To drown out the noise, I pretend to groan. I pretend I’m hitting the children. I repeat over and over how lovely it is when children don’t scream during the act, but rather when they’re unconscious.

After countless acts of this sickening charade, which makes me as repulsive as those above who do this every day, the wood finally breaks. I pull at it further, the splinters cutting into my hands, blue blood flowing from my palms as the pain from the adrenaline starts to fade. Finally. Strangely, I find myself grinning as the hole becomes large enough for a barrel to fit through. A barrel.
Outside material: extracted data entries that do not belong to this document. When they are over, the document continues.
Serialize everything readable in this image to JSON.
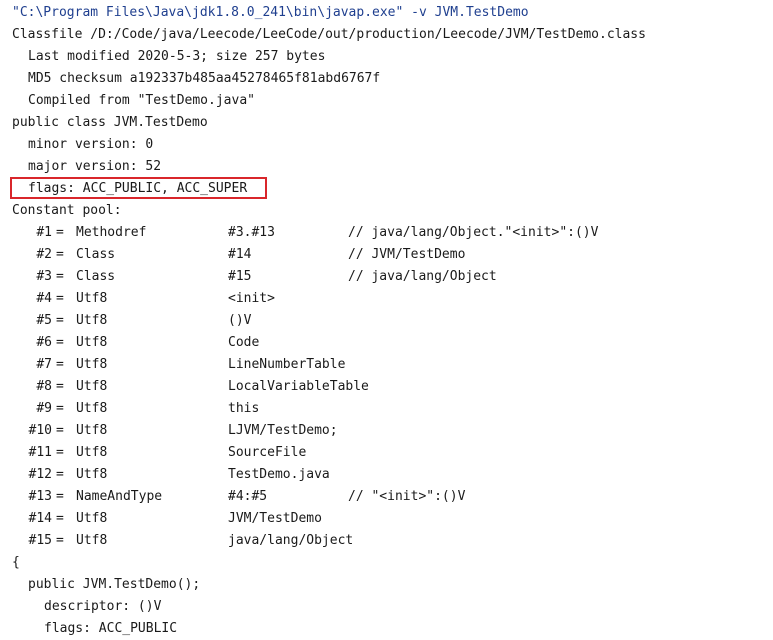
{
  "command": "\"C:\\Program Files\\Java\\jdk1.8.0_241\\bin\\javap.exe\" -v JVM.TestDemo",
  "header": {
    "classfile": "Classfile /D:/Code/java/Leecode/LeeCode/out/production/Leecode/JVM/TestDemo.class",
    "last_modified": "Last modified 2020-5-3; size 257 bytes",
    "md5": "MD5 checksum a192337b485aa45278465f81abd6767f",
    "compiled_from": "Compiled from \"TestDemo.java\""
  },
  "class_decl": "public class JVM.TestDemo",
  "versions": {
    "minor": "minor version: 0",
    "major": "major version: 52"
  },
  "flags": "flags: ACC_PUBLIC, ACC_SUPER",
  "constant_pool": {
    "title": "Constant pool:",
    "entries": [
      {
        "idx": "#1",
        "type": "Methodref",
        "value": "#3.#13",
        "comment": "// java/lang/Object.\"<init>\":()V"
      },
      {
        "idx": "#2",
        "type": "Class",
        "value": "#14",
        "comment": "// JVM/TestDemo"
      },
      {
        "idx": "#3",
        "type": "Class",
        "value": "#15",
        "comment": "// java/lang/Object"
      },
      {
        "idx": "#4",
        "type": "Utf8",
        "value": "<init>",
        "comment": ""
      },
      {
        "idx": "#5",
        "type": "Utf8",
        "value": "()V",
        "comment": ""
      },
      {
        "idx": "#6",
        "type": "Utf8",
        "value": "Code",
        "comment": ""
      },
      {
        "idx": "#7",
        "type": "Utf8",
        "value": "LineNumberTable",
        "comment": ""
      },
      {
        "idx": "#8",
        "type": "Utf8",
        "value": "LocalVariableTable",
        "comment": ""
      },
      {
        "idx": "#9",
        "type": "Utf8",
        "value": "this",
        "comment": ""
      },
      {
        "idx": "#10",
        "type": "Utf8",
        "value": "LJVM/TestDemo;",
        "comment": ""
      },
      {
        "idx": "#11",
        "type": "Utf8",
        "value": "SourceFile",
        "comment": ""
      },
      {
        "idx": "#12",
        "type": "Utf8",
        "value": "TestDemo.java",
        "comment": ""
      },
      {
        "idx": "#13",
        "type": "NameAndType",
        "value": "#4:#5",
        "comment": "// \"<init>\":()V"
      },
      {
        "idx": "#14",
        "type": "Utf8",
        "value": "JVM/TestDemo",
        "comment": ""
      },
      {
        "idx": "#15",
        "type": "Utf8",
        "value": "java/lang/Object",
        "comment": ""
      }
    ]
  },
  "body": {
    "open_brace": "{",
    "constructor": "public JVM.TestDemo();",
    "descriptor": "descriptor: ()V",
    "method_flags": "flags: ACC_PUBLIC"
  },
  "colors": {
    "highlight_box": "#d9262b",
    "command_text": "#1f3f8f"
  }
}
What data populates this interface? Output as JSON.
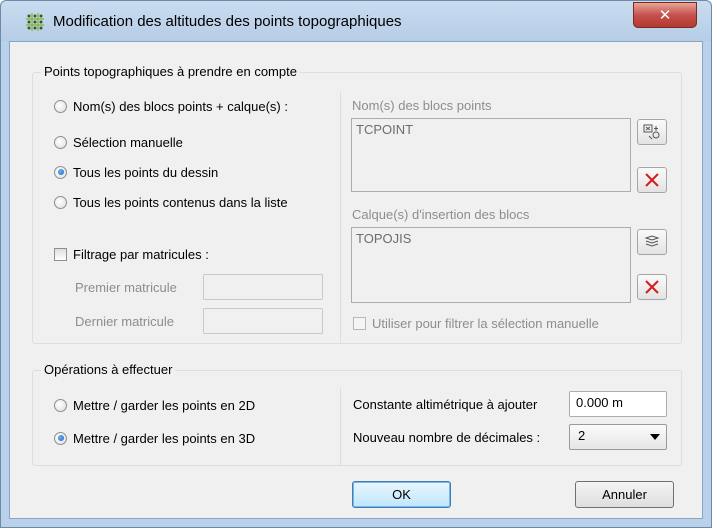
{
  "window": {
    "title": "Modification des altitudes des points topographiques",
    "close_glyph": "✕"
  },
  "points_group": {
    "legend": "Points topographiques à prendre en compte",
    "options": [
      {
        "label": "Nom(s) des blocs points + calque(s) :",
        "selected": false
      },
      {
        "label": "Sélection manuelle",
        "selected": false
      },
      {
        "label": "Tous les points du dessin",
        "selected": true
      },
      {
        "label": "Tous les points contenus dans la liste",
        "selected": false
      }
    ],
    "filter": {
      "label": "Filtrage par matricules :",
      "checked": false,
      "first_label": "Premier matricule",
      "first_value": "",
      "last_label": "Dernier matricule",
      "last_value": ""
    },
    "blocks": {
      "label": "Nom(s) des blocs points",
      "items": [
        "TCPOINT"
      ]
    },
    "layers": {
      "label": "Calque(s) d'insertion des blocs",
      "items": [
        "TOPOJIS"
      ]
    },
    "use_filter_label": "Utiliser pour filtrer la sélection manuelle",
    "use_filter_checked": false
  },
  "ops_group": {
    "legend": "Opérations à effectuer",
    "options": [
      {
        "label": "Mettre / garder les points en 2D",
        "selected": false
      },
      {
        "label": "Mettre / garder les points en 3D",
        "selected": true
      }
    ],
    "constant_label": "Constante altimétrique à ajouter",
    "constant_value": "0.000 m",
    "decimals_label": "Nouveau nombre de décimales :",
    "decimals_value": "2"
  },
  "buttons": {
    "ok": "OK",
    "cancel": "Annuler"
  },
  "colors": {
    "delete_red": "#d12020",
    "accent_blue": "#3c7fb1"
  }
}
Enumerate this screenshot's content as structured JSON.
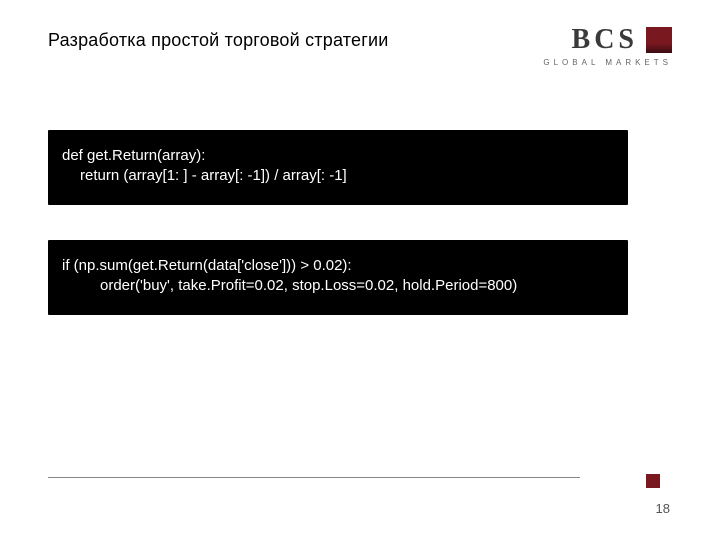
{
  "header": {
    "title": "Разработка простой торговой стратегии",
    "logo": {
      "letters": "BCS",
      "subtitle": "GLOBAL MARKETS"
    }
  },
  "code": {
    "block1": {
      "line1": "def get.Return(array):",
      "line2": "return (array[1: ] - array[: -1]) / array[: -1]"
    },
    "block2": {
      "line1": "if (np.sum(get.Return(data['close'])) > 0.02):",
      "line2": "order('buy', take.Profit=0.02, stop.Loss=0.02, hold.Period=800)"
    }
  },
  "footer": {
    "page_number": "18"
  }
}
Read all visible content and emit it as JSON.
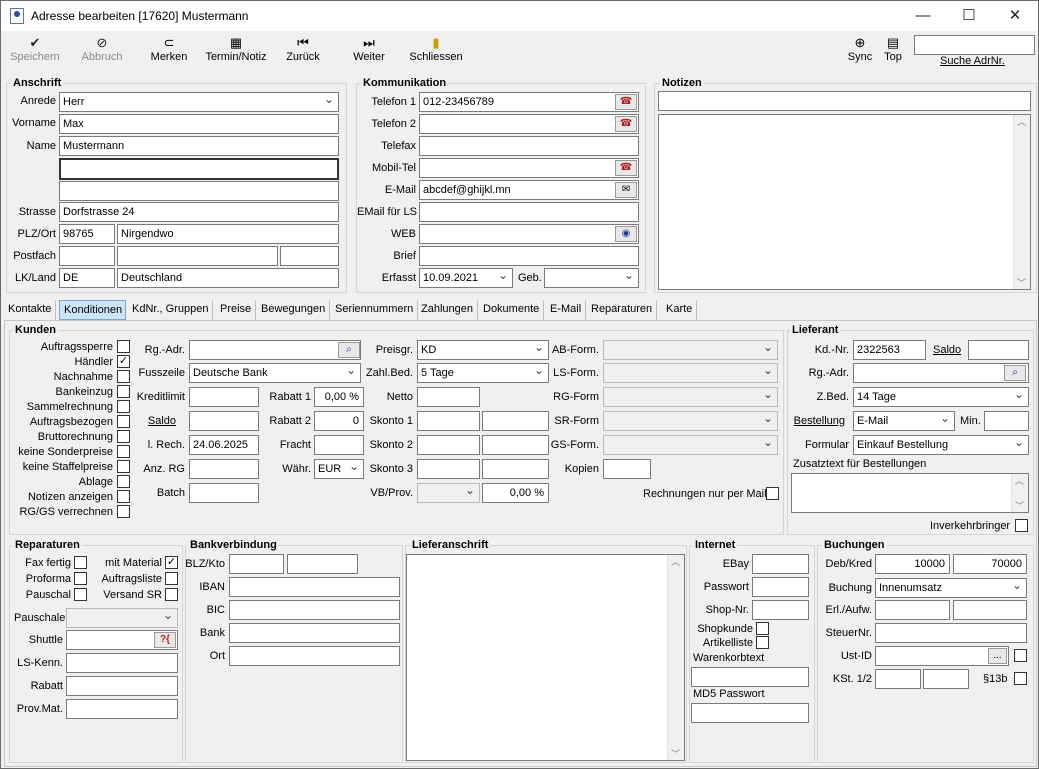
{
  "window": {
    "title": "Adresse bearbeiten [17620] Mustermann"
  },
  "toolbar": {
    "speichern": "Speichern",
    "abbruch": "Abbruch",
    "merken": "Merken",
    "termin": "Termin/Notiz",
    "zurueck": "Zurück",
    "weiter": "Weiter",
    "schliessen": "Schliessen",
    "sync": "Sync",
    "top": "Top",
    "suche_label": "Suche AdrNr.",
    "suche_value": ""
  },
  "anschrift": {
    "title": "Anschrift",
    "anrede_label": "Anrede",
    "anrede": "Herr",
    "vorname_label": "Vorname",
    "vorname": "Max",
    "name_label": "Name",
    "name": "Mustermann",
    "name2": "",
    "name3": "",
    "strasse_label": "Strasse",
    "strasse": "Dorfstrasse 24",
    "plzort_label": "PLZ/Ort",
    "plz": "98765",
    "ort": "Nirgendwo",
    "postfach_label": "Postfach",
    "lkland_label": "LK/Land",
    "lk": "DE",
    "land": "Deutschland"
  },
  "kommunikation": {
    "title": "Kommunikation",
    "telefon1_label": "Telefon 1",
    "telefon1": "012-23456789",
    "telefon2_label": "Telefon 2",
    "telefon2": "",
    "telefax_label": "Telefax",
    "mobil_label": "Mobil-Tel",
    "email_label": "E-Mail",
    "email": "abcdef@ghijkl.mn",
    "emaills_label": "EMail für LS",
    "web_label": "WEB",
    "brief_label": "Brief",
    "erfasst_label": "Erfasst",
    "erfasst": "10.09.2021",
    "geb_label": "Geb."
  },
  "notizen": {
    "title": "Notizen"
  },
  "tabs": [
    "Kontakte",
    "Konditionen",
    "KdNr., Gruppen",
    "Preise",
    "Bewegungen",
    "Seriennummern",
    "Zahlungen",
    "Dokumente",
    "E-Mail",
    "Reparaturen",
    "Karte"
  ],
  "kunden": {
    "title": "Kunden",
    "flags": [
      "Auftragssperre",
      "Händler",
      "Nachnahme",
      "Bankeinzug",
      "Sammelrechnung",
      "Auftragsbezogen",
      "Bruttorechnung",
      "keine Sonderpreise",
      "keine Staffelpreise",
      "Ablage",
      "Notizen anzeigen",
      "RG/GS verrechnen"
    ],
    "rgadr_label": "Rg.-Adr.",
    "fusszeile_label": "Fusszeile",
    "fusszeile": "Deutsche Bank",
    "kreditlimit_label": "Kreditlimit",
    "saldo_label": "Saldo",
    "lrech_label": "l. Rech.",
    "lrech": "24.06.2025",
    "anzrg_label": "Anz. RG",
    "batch_label": "Batch",
    "rabatt1_label": "Rabatt 1",
    "rabatt1": "0,00 %",
    "rabatt2_label": "Rabatt 2",
    "rabatt2": "0",
    "fracht_label": "Fracht",
    "waehr_label": "Währ.",
    "waehr": "EUR",
    "preisgr_label": "Preisgr.",
    "preisgr": "KD",
    "zahlbed_label": "Zahl.Bed.",
    "zahlbed": "5 Tage",
    "netto_label": "Netto",
    "skonto1_label": "Skonto 1",
    "skonto2_label": "Skonto 2",
    "skonto3_label": "Skonto 3",
    "vbprov_label": "VB/Prov.",
    "vbprov_value": "0,00 %",
    "abform_label": "AB-Form.",
    "lsform_label": "LS-Form.",
    "rgform_label": "RG-Form",
    "srform_label": "SR-Form",
    "gsform_label": "GS-Form.",
    "kopien_label": "Kopien",
    "rgmail_label": "Rechnungen nur per Mail"
  },
  "lieferant": {
    "title": "Lieferant",
    "kdnr_label": "Kd.-Nr.",
    "kdnr": "2322563",
    "saldo_label": "Saldo",
    "rgadr_label": "Rg.-Adr.",
    "zbed_label": "Z.Bed.",
    "zbed": "14 Tage",
    "bestellung_label": "Bestellung",
    "bestellung": "E-Mail",
    "min_label": "Min.",
    "formular_label": "Formular",
    "formular": "Einkauf Bestellung",
    "zusatz_label": "Zusatztext für Bestellungen",
    "inverkehr_label": "Inverkehrbringer"
  },
  "reparaturen": {
    "title": "Reparaturen",
    "faxfertig": "Fax fertig",
    "mitmaterial": "mit Material",
    "proforma": "Proforma",
    "auftragsliste": "Auftragsliste",
    "pauschal": "Pauschal",
    "versandsr": "Versand SR",
    "pauschale_label": "Pauschale",
    "shuttle_label": "Shuttle",
    "lskenn_label": "LS-Kenn.",
    "rabatt_label": "Rabatt",
    "provmat_label": "Prov.Mat."
  },
  "bank": {
    "title": "Bankverbindung",
    "blzkto_label": "BLZ/Kto",
    "iban_label": "IBAN",
    "bic_label": "BIC",
    "bank_label": "Bank",
    "ort_label": "Ort"
  },
  "lieferanschrift": {
    "title": "Lieferanschrift"
  },
  "internet": {
    "title": "Internet",
    "ebay_label": "EBay",
    "passwort_label": "Passwort",
    "shopnr_label": "Shop-Nr.",
    "shopkunde_label": "Shopkunde",
    "artikelliste_label": "Artikelliste",
    "warenkorb_label": "Warenkorbtext",
    "md5_label": "MD5 Passwort"
  },
  "buchungen": {
    "title": "Buchungen",
    "debkred_label": "Deb/Kred",
    "deb": "10000",
    "kred": "70000",
    "buchung_label": "Buchung",
    "buchung": "Innenumsatz",
    "erlaufw_label": "Erl./Aufw.",
    "steuernr_label": "SteuerNr.",
    "ustid_label": "Ust-ID",
    "ustid_btn": "...",
    "kst_label": "KSt. 1/2",
    "s13b_label": "§13b"
  }
}
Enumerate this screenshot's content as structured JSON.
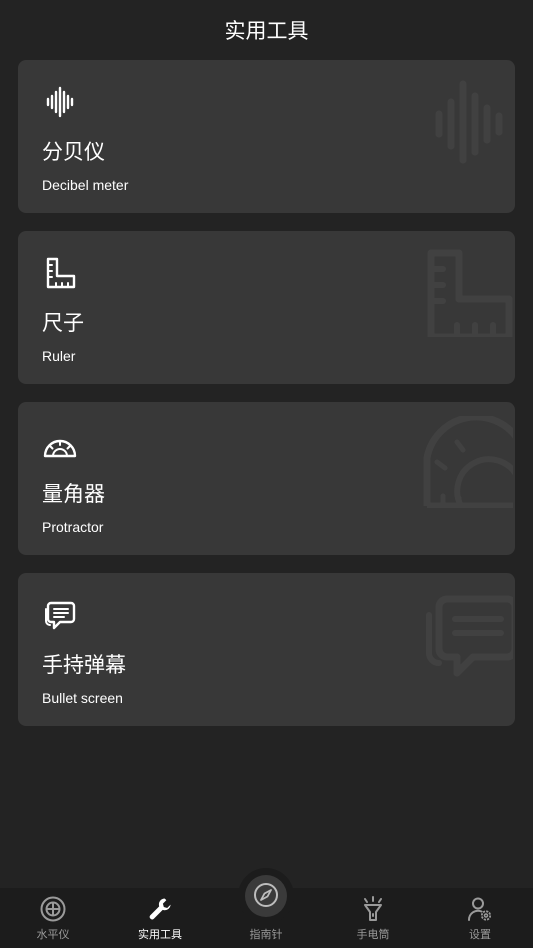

My eyes scan the darkness. There should be some here. A flash of thought runs through my mind, and I run again. I grab the heavy barrel, which has a few holes in it, and roll it toward the large hole in the wall. I run to Lieben, grab him, and drag him through the very thing he loathed.

Now I just need to get him inside, perhaps fill it with other things, making it heavier than the water, and let him disappear for now.

My breath remains heavy, my heart heavier, bordering on a miracle that I haven’t passed out from the stress. I curse inwardly. What wouldn’t I give for some of the empty herbs from our rose garden?

But I focus again. I slap my dirty, bloody hands against my face and look one last time at my brother.

His closed eyes, his long blonde hair, as magnificent as mine—only longer—his half-open mouth. But he is dead. There’s no going back. Even if there was, I wouldn’t change this moment. Not because I wouldn’t want to, but because I know something like that would never happen. My eyes flicker for a moment, but I grab his shoulders, his arms, and break them. Again, I groan, pretending I’m starting another round with the children, a third, fifth, or however many more. Tears come again, even though I don’t want them to. Not for him. Is it perhaps brutality? That I must break his limbs, his legs, so I can stuff him into the small barrel?

That as I squeeze him in, I mix him with the other red ones who died days ago? The sounds I make, the ones that escape me, are strange, but then, when I lick my brother’s blue blood to activate my shapeshifting ability, I understand why. I weep, because, despite him being my brother, I am just as cold as he was to the reds, just as cold to him, to my family, and to everything my bloodline represents. I’m like them—a monster. A monster shaped by this absurd, brutal world. But I can’t cry any more tears. I mustn’t. I have to focus.

I calmly place the lid on the barrel, my hands shaking slightly, as I lift it, surprised by the strength within me, through the high hole, while I continue to groan, pretending to be in pleasure. I scream, as if I’ve reached the peak for the umpteenth time, to cover the sound of the barrel’s contents, my brother, bursting. To drown out the bubbling sound as the barrel fills with water and the air escapes. And through it all, I just stare at the sinking barrel. At the bubbles, and then up to the sky, which has taken on a violet hue. Not yet the golden moon in an hour, but in about three. It’s beautiful. A beautiful view. A beautiful world. But this world needs to be cleansed. Cleansed of the parasites that spoil its beauty, even if they are friends. Even if they are loved ones. Even if they are family.